As @tylo says, projecting the point to the $x$ coordinate does not give you a homomorphism. So
this version is not useful if you want to have additively homomorphic ElGamal.
However, you could use the "exponential" version of standard ElGamal on elliptic
curves, i.e., instead of encrypting a message $m$ somehow mapped to a point $M$ on the curve (using an injective efficiently invertible encoding), to encrypt a message $m$ straightforwardly mapped as $M=m\cdot P$ to a point on the curve where $P$ is your generator and $m$ an integer in the order
of the group. This will give you an additive homomorphic encryption
scheme. However, as discussed below, this encoding is not efficiently invertible.

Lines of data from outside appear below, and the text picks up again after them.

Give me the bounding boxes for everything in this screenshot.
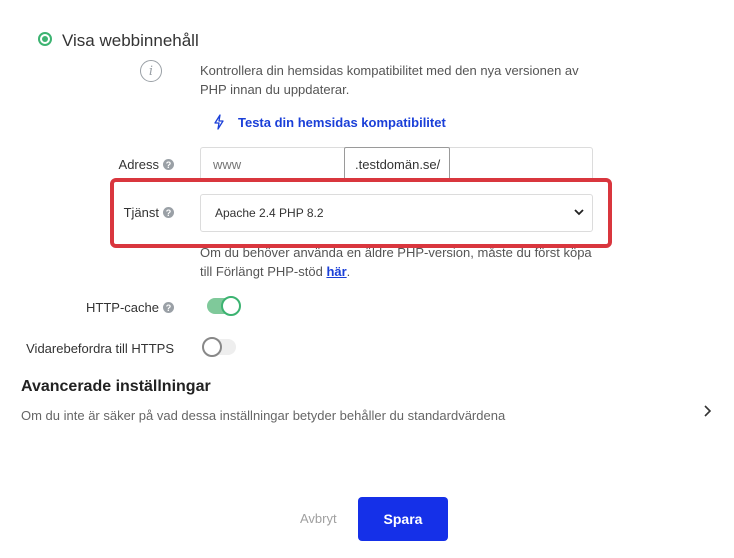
https-redirect-label-text: Vidarebefordra till HTTPS bbox=[26, 341, 174, 356]
compatibility-info-text: Kontrollera din hemsidas kompatibilitet … bbox=[200, 63, 579, 97]
php-note-suffix: . bbox=[346, 264, 351, 279]
https-redirect-label: Vidarebefordra till HTTPS bbox=[10, 341, 174, 356]
lightning-icon bbox=[214, 114, 224, 130]
toggle-knob bbox=[202, 337, 222, 357]
advanced-settings-title[interactable]: Avancerade inställningar bbox=[21, 378, 211, 396]
address-label-text: Adress bbox=[118, 157, 159, 172]
web-content-radio[interactable] bbox=[38, 32, 52, 46]
http-cache-toggle[interactable] bbox=[207, 296, 241, 316]
toggle-knob bbox=[221, 296, 241, 316]
save-button[interactable]: Spara bbox=[358, 497, 448, 541]
advanced-settings-description: Om du inte är säker på vad dessa inställ… bbox=[21, 408, 506, 423]
cancel-button[interactable]: Avbryt bbox=[300, 511, 337, 526]
http-cache-help-icon[interactable]: ? bbox=[163, 302, 174, 313]
address-domain: .testdomän.se/ bbox=[344, 147, 450, 182]
https-redirect-toggle[interactable] bbox=[202, 337, 236, 357]
php-version-note: Om du behöver använda en äldre PHP-versi… bbox=[200, 243, 600, 281]
http-cache-label: HTTP-cache ? bbox=[40, 300, 174, 315]
http-cache-label-text: HTTP-cache bbox=[86, 300, 159, 315]
php-note-text: Om du behöver använda en äldre PHP-versi… bbox=[200, 245, 592, 279]
extended-php-support-link[interactable]: här bbox=[326, 264, 346, 279]
radio-dot bbox=[42, 36, 48, 42]
chevron-right-icon[interactable] bbox=[702, 404, 712, 418]
address-help-icon[interactable]: ? bbox=[163, 159, 174, 170]
address-label: Adress ? bbox=[100, 157, 174, 172]
highlight-frame bbox=[110, 178, 612, 248]
address-path-field[interactable] bbox=[449, 147, 593, 182]
info-icon: i bbox=[140, 60, 162, 82]
web-content-radio-label[interactable]: Visa webbinnehåll bbox=[62, 31, 199, 51]
test-compatibility-link[interactable]: Testa din hemsidas kompatibilitet bbox=[238, 115, 446, 130]
address-subdomain-input[interactable] bbox=[200, 147, 345, 182]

Let $P$ be the generator of your elliptic curve group of prime order $q$ and $Y=xP$ be your
public key ($x$ the private key). Then given two ciphertexts for messages $m_1,m_2\in Z_q$:
$C_1=(k_1P,m_1P+k_1Y)$ and $C_2=(k_2P,m_2P+k_2Y)$, then by componentwise point addition you receive
$$C=((k_1+k_2)P,(m_1+m_2)P+(k_1+k_2)Y)$$ which is a valid ciphertext for message $m_1+m_2 \mod q$.

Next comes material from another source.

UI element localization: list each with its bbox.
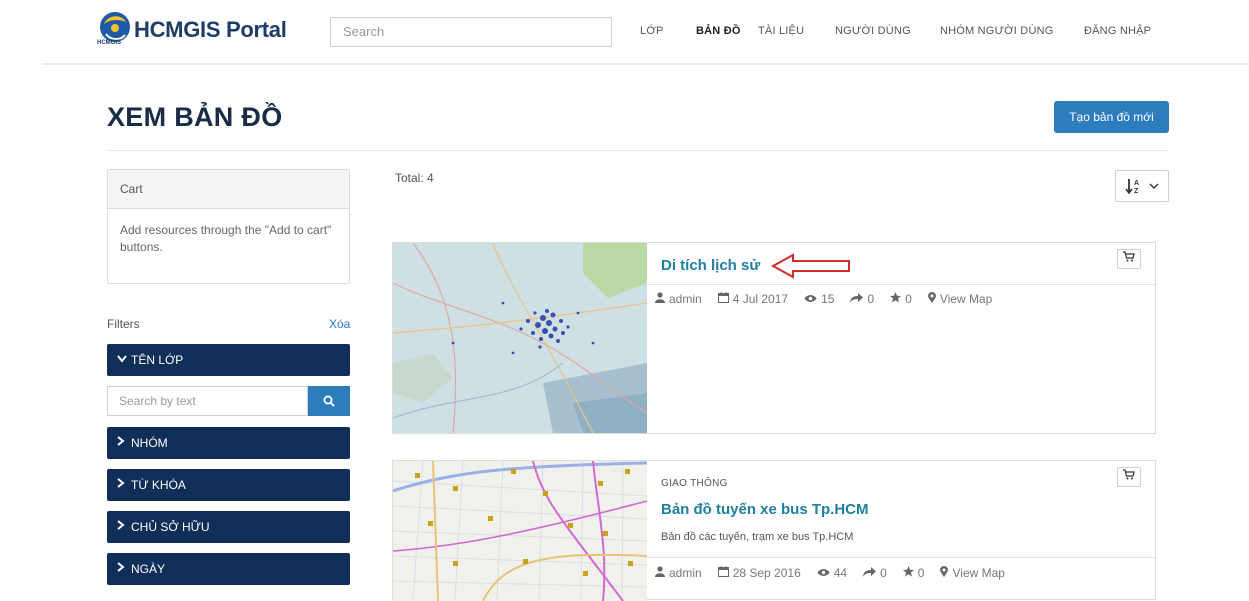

You can decrypt $C$, but this obviously gives you $M=(m_1+m_2)P$ and in order to recover
$m_1+m_2 \mod q$, you have to compute $\log_P M$, i.e., you have to compute discrete logarithms after
encryption. If your messages $m_i$ come from a small set, this, however, is quite efficiently feasible. However,
this clearly depends on your application, i.e., which values from which range the $m_i$'s can take.